Activation Function is also referred to as Transfer Function. Before going to the explanation of Activation Function, we shall quickly recap the Mc-Culloch-Pitts model we had discussed in the last section.

 

artificial neuron model Mc Culloch - Pitts model
Mc-Culloch-Pitts Neuron Model

     After the summation function (blue circle), the output \(V_{k}\) was passed on to Threshold function (red box). The very idea doing this is to limit the output \(V_{k}\) to only 2 values (i.e., either 0 or 1).  The red box in this case can be called as an Activation Function.

     In simple words, the activation function is a function that limits the output signal to a finite value.

     The activation function can be a linear function (which represents straight line or planes) or a non-linear function (which represents curves). Most of the time, the activation functions used in neural networks will be non-linear.

Some common types of Activation Functions:

identity function graph
Linear/Identity Function Graph
  1. Linear Transfer Function / identity function

     The output of a identity function is equal to its input.

\(f(x) = x\) for all values of \(x\) 
Binary Step function graph
Binary Step Function Graph

2.Hard Limit Transfer function / Binary step function (with threshold value T)

     The output is 0 if input is less than Threshold value 'T', else output is 1.

     \(f(x)=\left\{\begin{matrix}
1\; for \; x>=T \\0 \; Otherwise\end{matrix}\right.\).
sigmoid or logistic function graph
Sigmoid/Logistic Function Graph

3. Sigmoid Function / Logistic Function 

     Sigmoid function converts the input values (which can range between \(-\infty \; to \; +\infty\)) and squashes all the values in between the range 0 to 1.

\(f(x)=\frac{1}{1+e^{-x}}\)
tan hyperbolic graph
Hyperbolic Tangent Function Graph

4. Hyperbolic Tangent Function

     The hyperbolic tangent function is also sigmoidal ('S' shaped curve) in nature but the value ranges between -1 and +1.

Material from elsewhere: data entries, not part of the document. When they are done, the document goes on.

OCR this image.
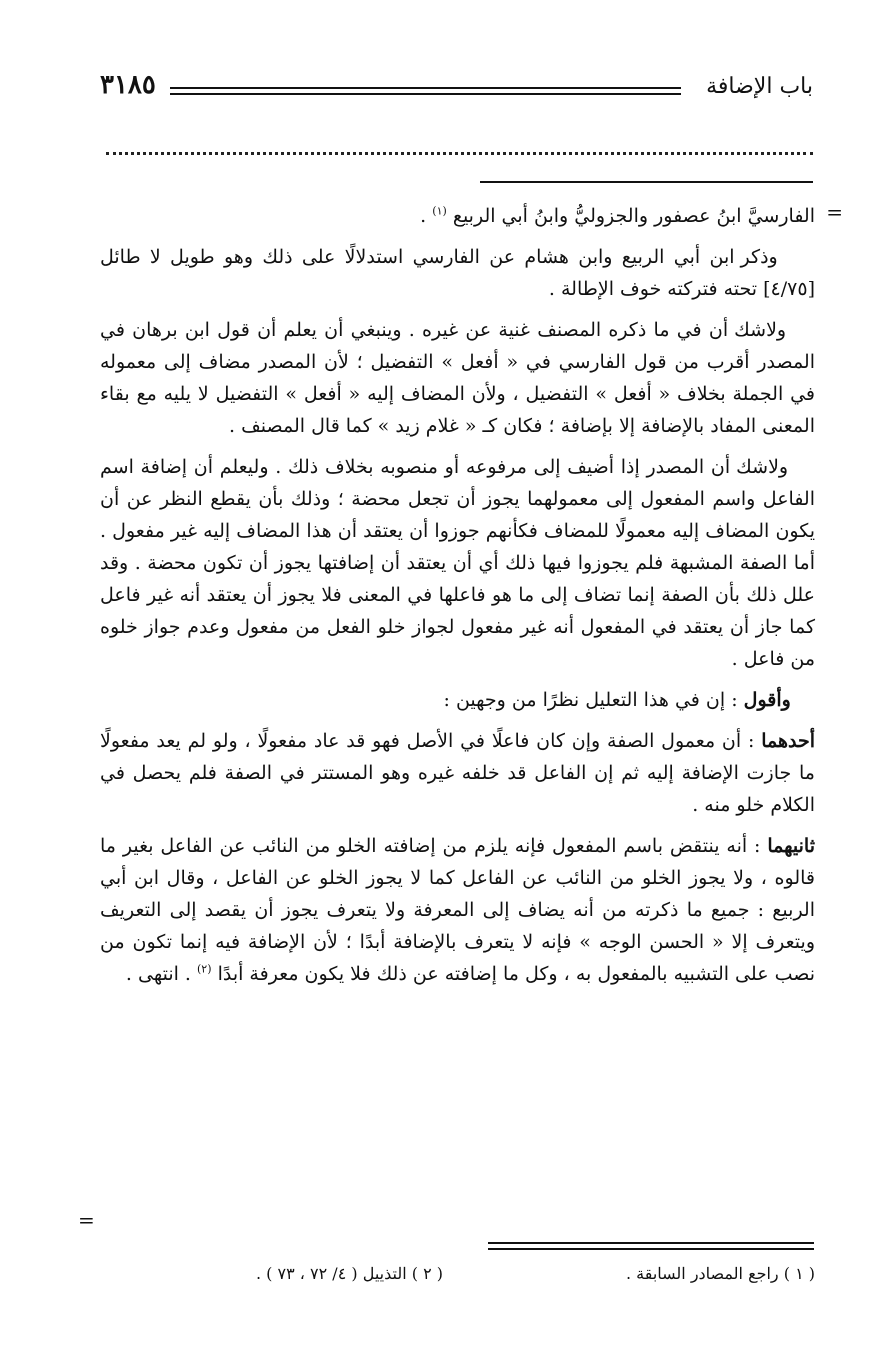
باب الإضافة
٣١٨٥
=

الفارسيَّ ابنُ عصفور والجزوليُّ وابنُ أبي الربيع $^{(١)}$ .

وذكر ابن أبي الربيع وابن هشام عن الفارسي استدلالًا على ذلك وهو طويل لا طائل [٤/٧٥] تحته فتركته خوف الإطالة .

ولاشك أن في ما ذكره المصنف غنية عن غيره . وينبغي أن يعلم أن قول ابن برهان في المصدر أقرب من قول الفارسي في « أفعل » التفضيل ؛ لأن المصدر مضاف إلى معموله في الجملة بخلاف « أفعل » التفضيل ، ولأن المضاف إليه « أفعل » التفضيل لا يليه مع بقاء المعنى المفاد بالإضافة إلا بإضافة ؛ فكان كـ « غلام زيد » كما قال المصنف .

ولاشك أن المصدر إذا أضيف إلى مرفوعه أو منصوبه بخلاف ذلك . وليعلم أن إضافة اسم الفاعل واسم المفعول إلى معمولهما يجوز أن تجعل محضة ؛ وذلك بأن يقطع النظر عن أن يكون المضاف إليه معمولًا للمضاف فكأنهم جوزوا أن يعتقد أن هذا المضاف إليه غير مفعول . أما الصفة المشبهة فلم يجوزوا فيها ذلك أي أن يعتقد أن إضافتها يجوز أن تكون محضة . وقد علل ذلك بأن الصفة إنما تضاف إلى ما هو فاعلها في المعنى فلا يجوز أن يعتقد أنه غير فاعل كما جاز أن يعتقد في المفعول أنه غير مفعول لجواز خلو الفعل من مفعول وعدم جواز خلوه من فاعل .

وأقول : إن في هذا التعليل نظرًا من وجهين :

أحدهما : أن معمول الصفة وإن كان فاعلًا في الأصل فهو قد عاد مفعولًا ، ولو لم يعد مفعولًا ما جازت الإضافة إليه ثم إن الفاعل قد خلفه غيره وهو المستتر في الصفة فلم يحصل في الكلام خلو منه .

ثانيهما : أنه ينتقض باسم المفعول فإنه يلزم من إضافته الخلو من النائب عن الفاعل بغير ما قالوه ، ولا يجوز الخلو من النائب عن الفاعل كما لا يجوز الخلو عن الفاعل ، وقال ابن أبي الربيع : جميع ما ذكرته من أنه يضاف إلى المعرفة ولا يتعرف يجوز أن يقصد إلى التعريف ويتعرف إلا « الحسن الوجه » فإنه لا يتعرف بالإضافة أبدًا ؛ لأن الإضافة فيه إنما تكون من نصب على التشبيه بالمفعول به ، وكل ما إضافته عن ذلك فلا يكون معرفة أبدًا $^{(٢)}$ . انتهى .

=
( ١ ) راجع المصادر السابقة .
( ٢ ) التذييل ( ٤/ ٧٢ ، ٧٣ ) .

\(tanh(x)=\frac{sinh(x)}{cosh(x)}=\frac{e^x-e^{-x}}{e^x+e^{-x}}\)

 

Relu - Rectified Linear Units Graph
ReLU Function Graph

5. ReLU

    Rectified Linear Units. Its some what similar to identity function for x greater than 0. Training of neural networks is considered to be faster with ReLUs.

\(F(x)=max(0,x)\)

When input is less than 0, output is 0. Else, output is equal to input.

6. Softmax Function

     Softmax function is used to force inputs such that the total sum of output values will be equal to one (in other words, to represent probability distribution).

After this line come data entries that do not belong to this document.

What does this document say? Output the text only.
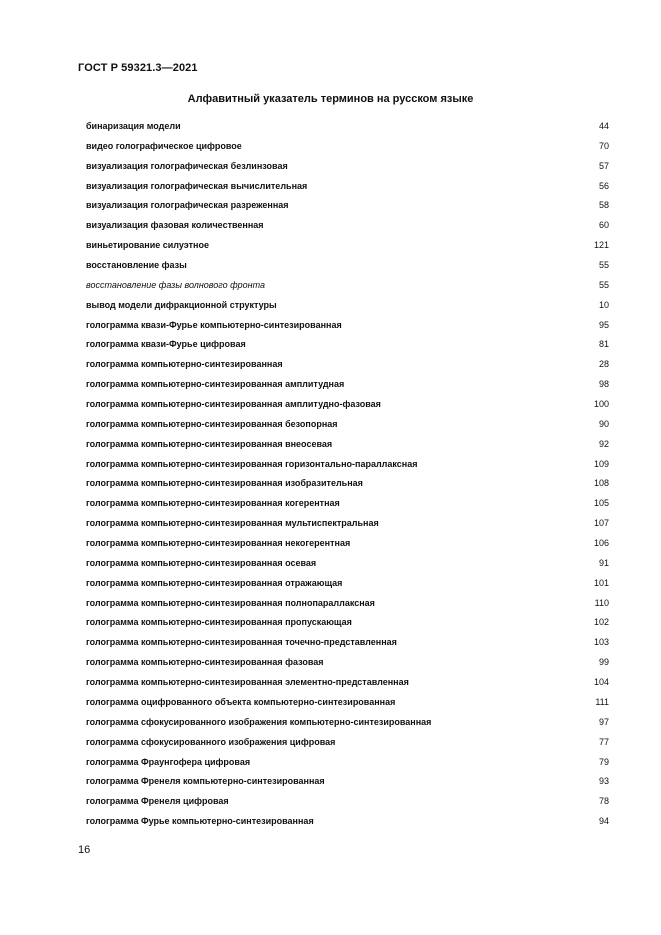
ГОСТ Р 59321.3—2021
Алфавитный указатель терминов на русском языке
бинаризация модели	44
видео голографическое цифровое	70
визуализация голографическая безлинзовая	57
визуализация голографическая вычислительная	56
визуализация голографическая разреженная	58
визуализация фазовая количественная	60
виньетирование силуэтное	121
восстановление фазы	55
восстановление фазы волнового фронта	55
вывод модели дифракционной структуры	10
голограмма квази-Фурье компьютерно-синтезированная	95
голограмма квази-Фурье цифровая	81
голограмма компьютерно-синтезированная	28
голограмма компьютерно-синтезированная амплитудная	98
голограмма компьютерно-синтезированная амплитудно-фазовая	100
голограмма компьютерно-синтезированная безопорная	90
голограмма компьютерно-синтезированная внеосевая	92
голограмма компьютерно-синтезированная горизонтально-параллаксная	109
голограмма компьютерно-синтезированная изобразительная	108
голограмма компьютерно-синтезированная когерентная	105
голограмма компьютерно-синтезированная мультиспектральная	107
голограмма компьютерно-синтезированная некогерентная	106
голограмма компьютерно-синтезированная осевая	91
голограмма компьютерно-синтезированная отражающая	101
голограмма компьютерно-синтезированная полнопараллаксная	110
голограмма компьютерно-синтезированная пропускающая	102
голограмма компьютерно-синтезированная точечно-представленная	103
голограмма компьютерно-синтезированная фазовая	99
голограмма компьютерно-синтезированная элементно-представленная	104
голограмма оцифрованного объекта компьютерно-синтезированная	111
голограмма сфокусированного изображения компьютерно-синтезированная	97
голограмма сфокусированного изображения цифровая	77
голограмма Фраунгофера цифровая	79
голограмма Френеля компьютерно-синтезированная	93
голограмма Френеля цифровая	78
голограмма Фурье компьютерно-синтезированная	94
16
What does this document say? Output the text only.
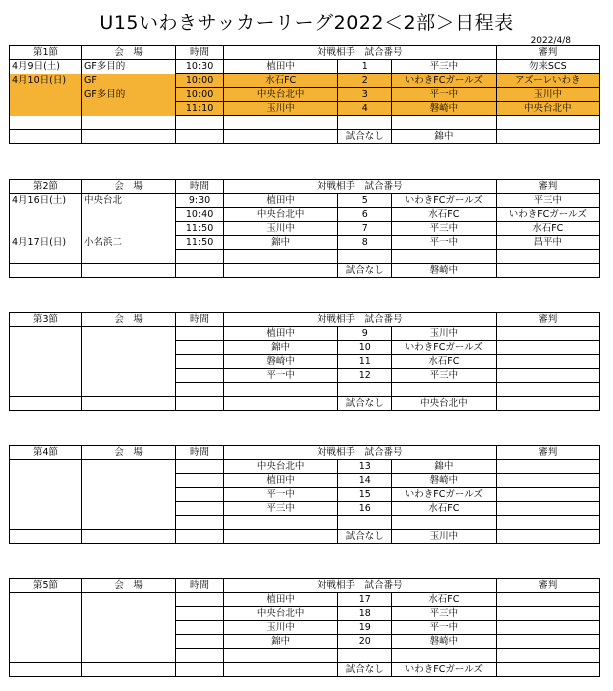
U15いわきサッカーリーグ2022＜2部＞日程表
2022/4/8
第1節	会　場	時間	対戦相手　試合番号			審判
4月9日(土)	GF多目的	10:30	植田中	1	平三中	勿来SCS
4月10日(日)	GF	10:00	水石FC	2	いわきFCガールズ	アズーレいわき
	GF多目的	10:00	中央台北中	3	平一中	玉川中
		11:10	玉川中	4	磐崎中	中央台北中

				試合なし	錦中	
第2節	会　場	時間	対戦相手　試合番号			審判
4月16日(土)	中央台北	9:30	植田中	5	いわきFCガールズ	平三中
		10:40	中央台北中	6	水石FC	いわきFCガールズ
		11:50	玉川中	7	平三中	水石FC
4月17日(日)	小名浜二	11:50	錦中	8	平一中	昌平中

				試合なし	磐崎中	
第3節	会　場	時間	対戦相手　試合番号			審判
			植田中	9	玉川中	
			錦中	10	いわきFCガールズ	
			磐崎中	11	水石FC	
			平一中	12	平三中	

				試合なし	中央台北中	
第4節	会　場	時間	対戦相手　試合番号			審判
			中央台北中	13	錦中	
			植田中	14	磐崎中	
			平一中	15	いわきFCガールズ	
			平三中	16	水石FC	

				試合なし	玉川中	
第5節	会　場	時間	対戦相手　試合番号			審判
			植田中	17	水石FC	
			中央台北中	18	平三中	
			玉川中	19	平一中	
			錦中	20	磐崎中	

				試合なし	いわきFCガールズ	
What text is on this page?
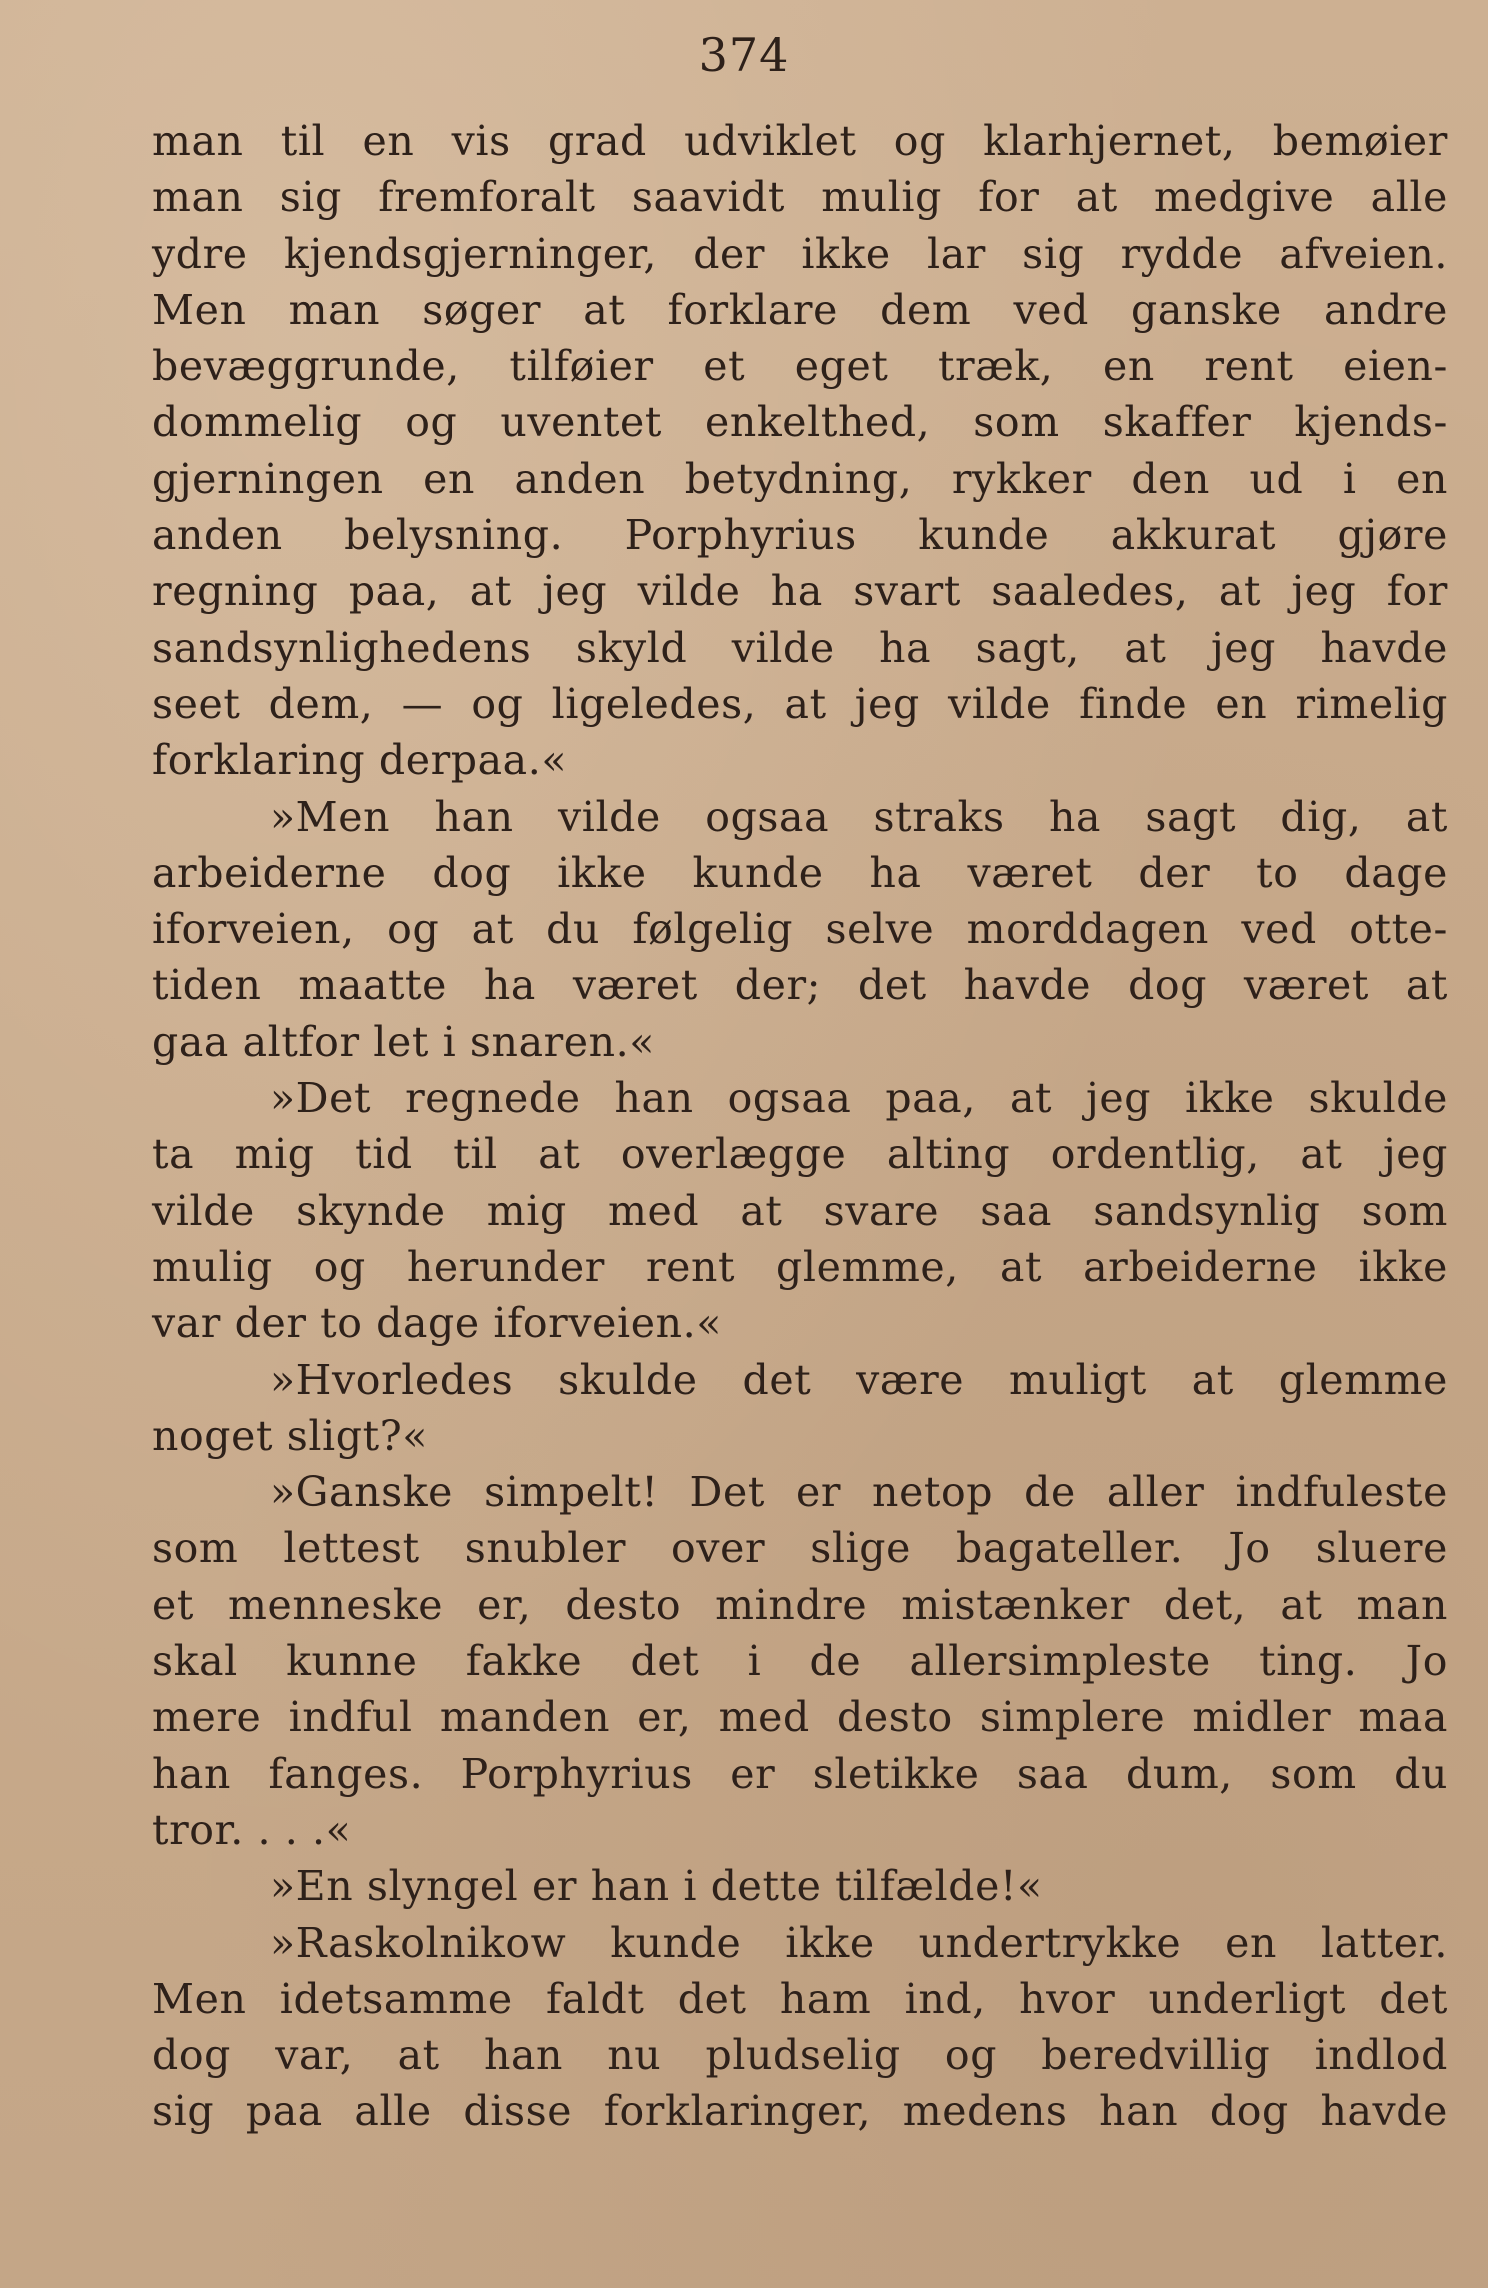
374
man til en vis grad udviklet og klarhjernet, bemøier
man sig fremforalt saavidt mulig for at medgive alle
ydre kjendsgjerninger, der ikke lar sig rydde afveien.
Men man søger at forklare dem ved ganske andre
bevæggrunde, tilføier et eget træk, en rent eien-
dommelig og uventet enkelthed, som skaffer kjends-
gjerningen en anden betydning, rykker den ud i en
anden belysning. Porphyrius kunde akkurat gjøre
regning paa, at jeg vilde ha svart saaledes, at jeg for
sandsynlighedens skyld vilde ha sagt, at jeg havde
seet dem, — og ligeledes, at jeg vilde finde en rimelig
forklaring derpaa.«
»Men han vilde ogsaa straks ha sagt dig, at
arbeiderne dog ikke kunde ha været der to dage
iforveien, og at du følgelig selve morddagen ved otte-
tiden maatte ha været der; det havde dog været at
gaa altfor let i snaren.«
»Det regnede han ogsaa paa, at jeg ikke skulde
ta mig tid til at overlægge alting ordentlig, at jeg
vilde skynde mig med at svare saa sandsynlig som
mulig og herunder rent glemme, at arbeiderne ikke
var der to dage iforveien.«
»Hvorledes skulde det være muligt at glemme
noget sligt?«
»Ganske simpelt! Det er netop de aller indfuleste
som lettest snubler over slige bagateller. Jo sluere
et menneske er, desto mindre mistænker det, at man
skal kunne fakke det i de allersimpleste ting. Jo
mere indful manden er, med desto simplere midler maa
han fanges. Porphyrius er sletikke saa dum, som du
tror. . . .«
»En slyngel er han i dette tilfælde!«
»Raskolnikow kunde ikke undertrykke en latter.
Men idetsamme faldt det ham ind, hvor underligt det
dog var, at han nu pludselig og beredvillig indlod
sig paa alle disse forklaringer, medens han dog havde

Confusing?? Let me give an example input and output.

input values=[2,4,5]

output values will be=[0.035,0.265,0.70]

so if you observe, the input 2 is converted to ->0.035

4-->0.265

5-->0.70

If you sum up all the output values, it would be equal to 1. i.e., 0.035+0.265+0.70=1

The equation is given by:

\(f(x_j)=\frac{e^{x_j}}{\sum\limits_{k=1}^{K}e^{x_k}} \; for\; j=1,2,3...K\).